Профессор совсем огорчился: что-то закипало в его душе; он точно хотел или встать, чтобы уйти, или крикнуть всем этим Карташевым, которые нагло лезут, неподготовленные, неразвитые, изолгавшиеся и изовравшиеся, — что они унижают университет, что alma mater не полицейское управление, где выдают паспорта на жительство. Но профессор только стиснул зубы и несколько мгновений в упор смотрел на Карташева…

— Изучая право, — с подавленным бешенством заговорил он, — вы отказываетесь от определения этого права; могу ли я признать ваше знание удовлетворительным?

— Позвольте мне держать в пятой группе…

Профессор безнадежно отвалился в свое кресло.

— Я не могу…

— Из восьмидесяти пяти листов я не знаю всего трех…

Профессор стремительно и бурно перебросился из кресла к самому носу Карташева.

— Это в лавке… это в лавке торгуются… и меряют аршинами, а не здесь… вы ошиблись, милостивый государь!!

«Милостивый государь!» так же загудело по всей аудитории, как и на первой лекции. Сердце Карташева тоскливо сжалось.

— Я могу только, — опять успокоенно, после долгого молчания, заговорил профессор, — соблюсти формальность закона; извольте брать новый билет.

«Ну и черт с тобой, — подумал Карташев, — по крайней мере, хоть студенты увидят, что я остальное знаю».

С лицом приговоренного и озлобленного он вынул новый билет.

— Восемнадцатый: киренаики. Вы сказали, можете не обдумывая отвечать?

— Могу, — раздраженно ответил Карташев.

Карташев начал, но профессор перебил его два раза подряд.

— Позвольте мне, — побелев как стена, сказал громко, резко и твердо Карташев — сперва ответить, а затем уже вы скажете мне свои замечания.

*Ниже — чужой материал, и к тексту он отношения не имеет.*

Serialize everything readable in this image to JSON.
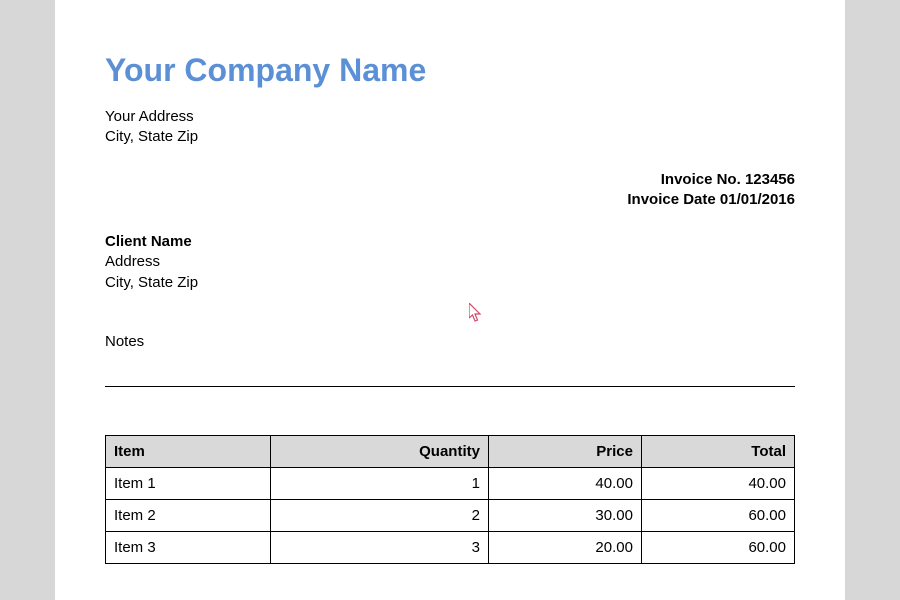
{
  "company": {
    "name": "Your Company Name",
    "address_line1": "Your Address",
    "address_line2": "City, State Zip"
  },
  "invoice_meta": {
    "number_label": "Invoice No.",
    "number": "123456",
    "date_label": "Invoice Date",
    "date": "01/01/2016"
  },
  "client": {
    "name": "Client Name",
    "address_line1": "Address",
    "address_line2": "City, State Zip"
  },
  "notes_label": "Notes",
  "table": {
    "headers": {
      "item": "Item",
      "quantity": "Quantity",
      "price": "Price",
      "total": "Total"
    },
    "rows": [
      {
        "item": "Item 1",
        "quantity": "1",
        "price": "40.00",
        "total": "40.00"
      },
      {
        "item": "Item 2",
        "quantity": "2",
        "price": "30.00",
        "total": "60.00"
      },
      {
        "item": "Item 3",
        "quantity": "3",
        "price": "20.00",
        "total": "60.00"
      }
    ]
  }
}
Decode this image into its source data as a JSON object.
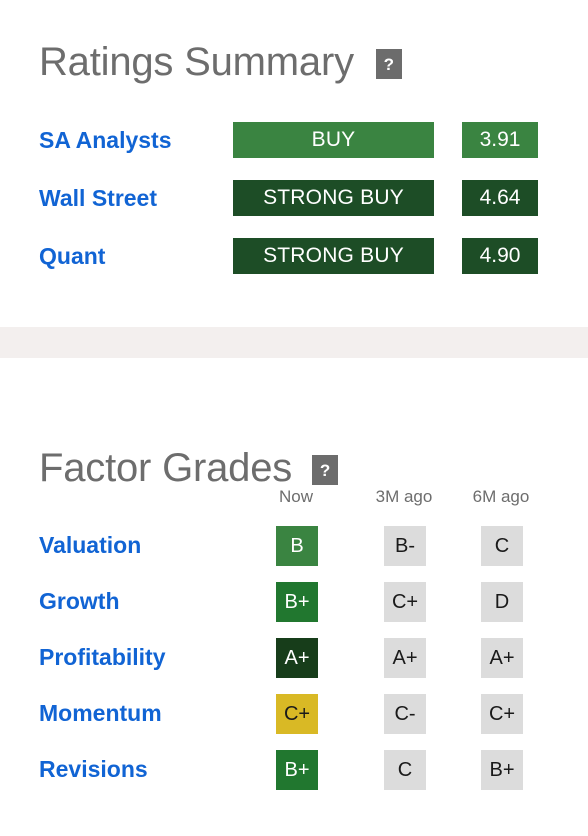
{
  "ratings": {
    "title": "Ratings Summary",
    "help_icon_label": "?",
    "rows": [
      {
        "label": "SA Analysts",
        "rating": "BUY",
        "score": "3.91",
        "bar_color": "#3a8441",
        "score_color": "#3a8441",
        "text_color": "#ffffff"
      },
      {
        "label": "Wall Street",
        "rating": "STRONG BUY",
        "score": "4.64",
        "bar_color": "#1d4d26",
        "score_color": "#1d4d26",
        "text_color": "#ffffff"
      },
      {
        "label": "Quant",
        "rating": "STRONG BUY",
        "score": "4.90",
        "bar_color": "#1d4d26",
        "score_color": "#1d4d26",
        "text_color": "#ffffff"
      }
    ]
  },
  "factors": {
    "title": "Factor Grades",
    "help_icon_label": "?",
    "columns": [
      "Now",
      "3M ago",
      "6M ago"
    ],
    "rows": [
      {
        "label": "Valuation",
        "grades": [
          {
            "value": "B",
            "bg": "#3a8441",
            "fg": "#ffffff"
          },
          {
            "value": "B-",
            "bg": "#dcdcdc",
            "fg": "#1a1a1a"
          },
          {
            "value": "C",
            "bg": "#dcdcdc",
            "fg": "#1a1a1a"
          }
        ]
      },
      {
        "label": "Growth",
        "grades": [
          {
            "value": "B+",
            "bg": "#21772f",
            "fg": "#ffffff"
          },
          {
            "value": "C+",
            "bg": "#dcdcdc",
            "fg": "#1a1a1a"
          },
          {
            "value": "D",
            "bg": "#dcdcdc",
            "fg": "#1a1a1a"
          }
        ]
      },
      {
        "label": "Profitability",
        "grades": [
          {
            "value": "A+",
            "bg": "#173d1a",
            "fg": "#ffffff"
          },
          {
            "value": "A+",
            "bg": "#dcdcdc",
            "fg": "#1a1a1a"
          },
          {
            "value": "A+",
            "bg": "#dcdcdc",
            "fg": "#1a1a1a"
          }
        ]
      },
      {
        "label": "Momentum",
        "grades": [
          {
            "value": "C+",
            "bg": "#d9b925",
            "fg": "#1a1a1a"
          },
          {
            "value": "C-",
            "bg": "#dcdcdc",
            "fg": "#1a1a1a"
          },
          {
            "value": "C+",
            "bg": "#dcdcdc",
            "fg": "#1a1a1a"
          }
        ]
      },
      {
        "label": "Revisions",
        "grades": [
          {
            "value": "B+",
            "bg": "#21772f",
            "fg": "#ffffff"
          },
          {
            "value": "C",
            "bg": "#dcdcdc",
            "fg": "#1a1a1a"
          },
          {
            "value": "B+",
            "bg": "#dcdcdc",
            "fg": "#1a1a1a"
          }
        ]
      }
    ]
  },
  "theme": {
    "link_blue": "#1164d4",
    "title_grey": "#6d6d6d",
    "band_grey": "#f3efee",
    "help_grey": "#6c6c6c"
  }
}
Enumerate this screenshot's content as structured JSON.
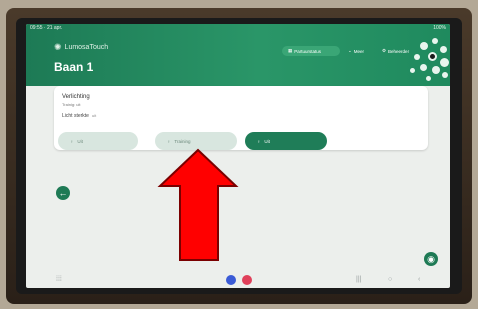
{
  "status_bar": {
    "time": "09:55 · 21 apr.",
    "battery": "100%"
  },
  "header": {
    "logo_text": "LumosaTouch",
    "title": "Baan 1",
    "buttons": {
      "parts": "Partuurstatus",
      "meer": "Meer",
      "beheerder": "Beheerder"
    }
  },
  "card": {
    "heading": "Verlichting",
    "subheading": "Trainig: uit",
    "light_label": "Licht sterkte",
    "light_value": "uit",
    "options": {
      "uit": "Uit",
      "training": "Training",
      "aan": "Uit"
    }
  },
  "colors": {
    "brand_green": "#1f7d58",
    "annotation_arrow": "#ff0000"
  },
  "icons": {
    "back": "arrow-left-icon",
    "bulb": "bulb-icon",
    "help": "info-icon"
  }
}
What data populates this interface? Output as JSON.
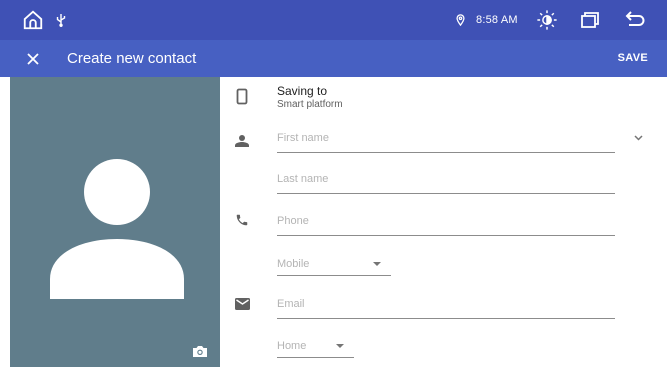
{
  "status_bar": {
    "time": "8:58 AM",
    "icons": [
      "home-icon",
      "usb-icon",
      "location-icon",
      "brightness-icon",
      "recents-icon",
      "back-icon"
    ]
  },
  "app_bar": {
    "title": "Create new contact",
    "save_label": "SAVE",
    "close_icon": "close-icon"
  },
  "colors": {
    "status_bar": "#3f51b5",
    "app_bar": "#4760c2",
    "photo_bg": "#607d8b"
  },
  "saving_to": {
    "title": "Saving to",
    "account": "Smart platform"
  },
  "fields": {
    "first_name": {
      "placeholder": "First name",
      "value": ""
    },
    "last_name": {
      "placeholder": "Last name",
      "value": ""
    },
    "phone": {
      "placeholder": "Phone",
      "value": ""
    },
    "phone_type": {
      "selected": "Mobile"
    },
    "email": {
      "placeholder": "Email",
      "value": ""
    },
    "email_type": {
      "selected": "Home"
    }
  }
}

Профессор бросил карандаш и, отвалившись на спинку кресла, подперся уныло рукой.

Карташев говорил уверенно, точно, придерживаясь чуть не вызубренных им лекций. Он говорил, и в памяти его вставало все то, что было и на другой странице, и на третьей, в каком именно углу, и дальше все до конца. Речь его лилась плавно, без запинки, уверенно. И в то же время он не переставал чувствовать всю боль своего незаслуженного унижения, голос его дрожал, и, отвечая, он не смотрел на профессора.

— Это вы знаете… довольно…

У Карташева отлегло на душе, боль и оскорбление сменились опять надеждой на благополучный исход. Профессор обдумывал что-то, а Карташев внимательно, уже извиняясь глазами за свой и за его резкий тон, смотрел ему в глаза. Но маленькие глаза профессора горели из-под нависших седых бровей и смотрели куда-то в угол аудитории.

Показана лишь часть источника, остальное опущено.